Kata ibuku, saat aku lahir di dunia ini, jeritan tangisku sungguh kuat sekali. Aku menjerit dalam tangis kesedihan yang masih belum aku pahami. Ternyatalah kehidupan ini memang mengerikan dan kadang sangat menyedihkan. Dan aku tak tahu apakah aku sungguh sangat mencintaimu, sayang. Aku tak ingin, siapapun orangnya juga tak ingin hatinya terluka. Dalam sisa hidupku ini, aduh, aku ingin berbakti pada seseorang, ingin mencintai secara tulus seperti cintaku pada kedua orangtuaku. Tapi sungguh mengharukan, ada pengalaman pahit yang membuat kita menangis. Mungkin aku mencintainya, merasa tenang di sisinya.

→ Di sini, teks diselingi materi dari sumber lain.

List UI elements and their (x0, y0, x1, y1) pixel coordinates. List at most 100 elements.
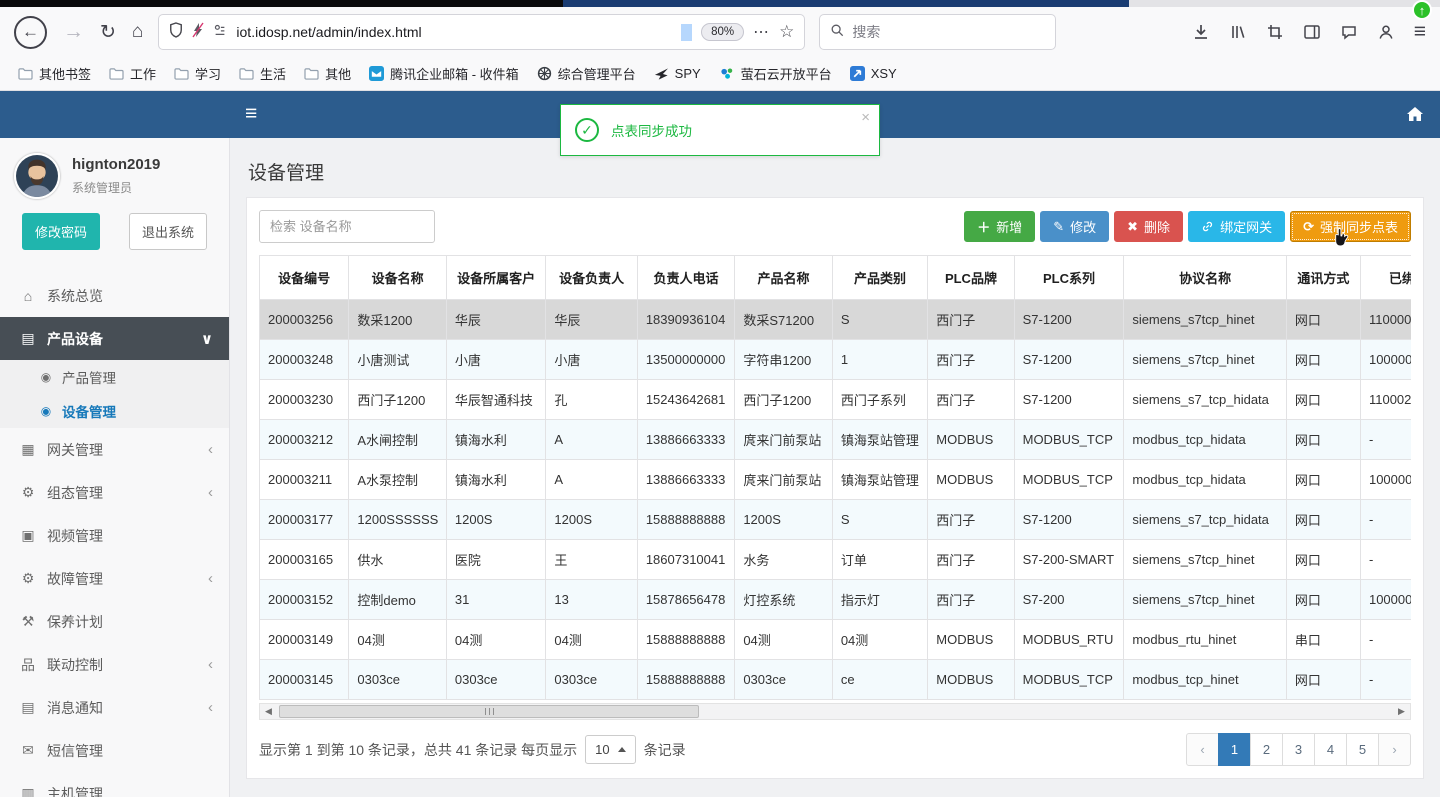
logout-button[interactable]: 退出系统 (128, 213, 207, 250)
zoom-indicator[interactable]: 80% (701, 23, 745, 41)
url-text[interactable]: iot.idosp.net/admin/index.html (236, 24, 421, 40)
scroll-right-icon[interactable]: ▶ (1393, 704, 1410, 719)
table-row[interactable]: 200003212 A水闸控制 镇海水利 A 13886663333 庹来门前泵站 镇海泵站… (259, 419, 1411, 460)
table-row[interactable]: 200003211 A水泵控制 镇海水利 A 13886663333 庹来门前泵站 镇海泵站… (259, 459, 1411, 500)
column-header[interactable]: 协议名称 (1123, 255, 1287, 300)
column-header[interactable]: PLC系列 (1013, 255, 1125, 300)
bookmark-item[interactable]: 其他 (296, 60, 359, 87)
sidebar-item[interactable]: 品联动控制 ‹ (0, 643, 229, 686)
table-cell: S7-1200 (1013, 339, 1125, 380)
toolbar-icons: ≡ (1192, 20, 1426, 44)
chat-icon[interactable] (1340, 23, 1358, 41)
table-row[interactable]: 200003248 小唐测试 小唐 小唐 13500000000 字符串1200 1 西门子 S… (259, 339, 1411, 380)
page-button[interactable]: 3 (1282, 733, 1315, 766)
next-page-button[interactable]: › (1378, 733, 1411, 766)
table-row[interactable]: 200003152 控制demo 31 13 15878656478 灯控系统 指示灯 西门子… (259, 579, 1411, 620)
bookmark-item[interactable]: 腾讯企业邮箱 - 收件箱 (361, 60, 527, 87)
bookmark-star-icon[interactable]: ☆ (779, 22, 794, 42)
page-size-dropdown[interactable]: 10 (585, 735, 636, 764)
sidebar-item[interactable]: ⚒ 保养计划 (0, 600, 229, 643)
bookmark-item[interactable]: 学习 (166, 60, 229, 87)
sidebar-item[interactable]: ▤ 产品设备 ∨ (0, 317, 229, 360)
menu-icon[interactable]: ≡ (1414, 20, 1426, 44)
action-button[interactable]: ＋ 新增 (964, 211, 1036, 242)
column-header[interactable]: 已绑定网关 (1359, 255, 1411, 300)
bookmark-item[interactable]: 生活 (231, 60, 294, 87)
sidebar-item[interactable]: ▣ 视频管理 (0, 514, 229, 557)
bookmark-item[interactable]: SPY (646, 62, 709, 85)
page-button[interactable]: 2 (1250, 733, 1283, 766)
column-header[interactable]: 产品类别 (831, 255, 929, 300)
sidebar-item[interactable]: ▥ 主机管理 (0, 772, 229, 797)
grid-icon: ▦ (21, 441, 35, 457)
browser-home-button[interactable]: ⌂ (132, 21, 143, 43)
blocked-lightning-icon[interactable] (192, 22, 204, 43)
gears-icon: ⚙ (21, 484, 35, 500)
sidebar-item[interactable]: ▤ 消息通知 ‹ (0, 686, 229, 729)
sidebar-item[interactable]: ▦ 网关管理 ‹ (0, 428, 229, 471)
downloads-icon[interactable] (1192, 23, 1210, 41)
table-cell: 04测 (445, 619, 547, 660)
bookmark-item[interactable]: 工作 (101, 60, 164, 87)
action-button[interactable]: 绑定网关 (1188, 211, 1286, 242)
column-header[interactable]: 产品名称 (734, 255, 833, 300)
column-header[interactable]: PLC品牌 (927, 255, 1015, 300)
bookmark-item[interactable]: 其他书签 (10, 60, 99, 87)
permissions-icon[interactable] (213, 23, 227, 42)
panel-toolbar: ＋ 新增 ✎ 修改 ✖ 删除 绑定网关 (259, 210, 1411, 243)
change-password-button[interactable]: 修改密码 (22, 213, 101, 250)
sidebar-collapse-icon[interactable]: ≡ (245, 102, 257, 126)
bookmark-item[interactable]: 萤石云开放平台 (711, 60, 840, 87)
page-button[interactable]: 1 (1218, 733, 1251, 766)
scrollbar-thumb[interactable] (279, 705, 699, 718)
action-button[interactable]: ✖ 删除 (1114, 211, 1184, 242)
table-row[interactable]: 200003230 西门子1200 华辰智通科技孔 15243642681 西门子120… (259, 379, 1411, 420)
column-header[interactable]: 负责人电话 (636, 255, 736, 300)
shield-icon[interactable] (169, 21, 183, 43)
column-header[interactable]: 设备名称 (348, 255, 447, 300)
action-button[interactable]: ✎ 修改 (1040, 211, 1110, 242)
column-header[interactable]: 设备所属客户 (445, 255, 547, 300)
prev-page-button[interactable]: ‹ (1186, 733, 1219, 766)
column-header[interactable]: 通讯方式 (1285, 255, 1361, 300)
browser-update-badge[interactable]: ↑ (1412, 0, 1432, 20)
device-search-input[interactable] (259, 210, 435, 243)
bookmark-label: 工作 (130, 67, 157, 82)
sidebar-item[interactable]: ✉ 短信管理 (0, 729, 229, 772)
horizontal-scrollbar[interactable]: ◀ ▶ (259, 703, 1411, 720)
page-button[interactable]: 5 (1346, 733, 1379, 766)
toast-close-icon[interactable]: × (861, 109, 870, 126)
page-button[interactable]: 4 (1314, 733, 1347, 766)
sidebar-item[interactable]: ⌂ 系统总览 (0, 274, 229, 317)
table-cell: 13 (545, 579, 638, 620)
sidebar-item[interactable]: ⚙ 故障管理 ‹ (0, 557, 229, 600)
table-row[interactable]: 200003177 1200SSSSSS 1200S 1200S 15888888888… (259, 499, 1411, 540)
sidebar-subitem[interactable]: ◉ 设备管理 (0, 394, 229, 428)
link-icon (1201, 220, 1214, 233)
scrollbar-track[interactable] (277, 704, 1393, 719)
sidebar-item[interactable]: ⚙ 组态管理 ‹ (0, 471, 229, 514)
table-row[interactable]: 200003165 供水 医院王 18607310041 水务 订单 西门子 S7-200-S… (259, 539, 1411, 580)
column-header[interactable]: 设备负责人 (545, 255, 638, 300)
bookmark-item[interactable]: 综合管理平台 (529, 60, 644, 87)
back-button[interactable]: ← (14, 15, 47, 49)
sidebar-toggle-icon[interactable] (1303, 23, 1321, 41)
table-row[interactable]: 200003149 04测 04测 04测 15888888888 04测 04测 MODBU… (259, 619, 1411, 660)
library-icon[interactable] (1229, 23, 1247, 41)
scroll-left-icon[interactable]: ◀ (260, 704, 277, 719)
reload-button[interactable]: ↻ (100, 21, 116, 44)
url-bar[interactable]: iot.idosp.net/admin/index.html 80% ⋯ ☆ (159, 15, 805, 49)
column-header[interactable]: 设备编号 (259, 255, 350, 300)
table-row[interactable]: 200003145 0303ce 0303ce 0303ce 15888888888 03… (259, 659, 1411, 700)
page-home-icon[interactable] (1406, 106, 1424, 127)
table-cell: ce (831, 659, 929, 700)
page-actions-icon[interactable]: ⋯ (753, 22, 770, 42)
action-button[interactable]: ⟳ 强制同步点表 (1290, 211, 1411, 242)
account-icon[interactable] (1377, 23, 1395, 41)
screenshot-icon[interactable] (1266, 23, 1284, 41)
forward-button[interactable]: → (63, 20, 84, 44)
sidebar-subitem[interactable]: ◉ 产品管理 (0, 360, 229, 394)
bookmark-item[interactable]: XSY (842, 62, 905, 85)
search-bar[interactable]: 搜索 (820, 15, 1056, 49)
table-row[interactable]: 200003256 数采1200 华辰 华辰 18390936104 数采S71200 S 西… (259, 299, 1411, 340)
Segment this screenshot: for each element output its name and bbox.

Tentu saja hidup kita dalam genggaman-Nya. Kita tawakal pada takdir-Nya. Tumbuh cinta yang asli. Kamu gak usah egois yang mengingankan cintaku seutuhnya untukmu. Pada dasarnya kamu tidak sendirian. Justru aku yang kadang merasa sendirian. Walau pada dasarnya kita tidak sendirian. Ada Tuhan bersama kita. Itu pasti. Sesama manusia boleh ada perjumpaan dan perpisahan. Ingat, akan ada perjumpaan dan perpisahan. Lalu ada yang menjalin hubungan emosional. Menciptakan kesan-kesan tertentu pada masing-masing individu. Kita hanya memeluk kesedihan masing-masing yang rahasia. Aku tak tahu kesedihan yang bagaimana yang tengah kamu rasakan.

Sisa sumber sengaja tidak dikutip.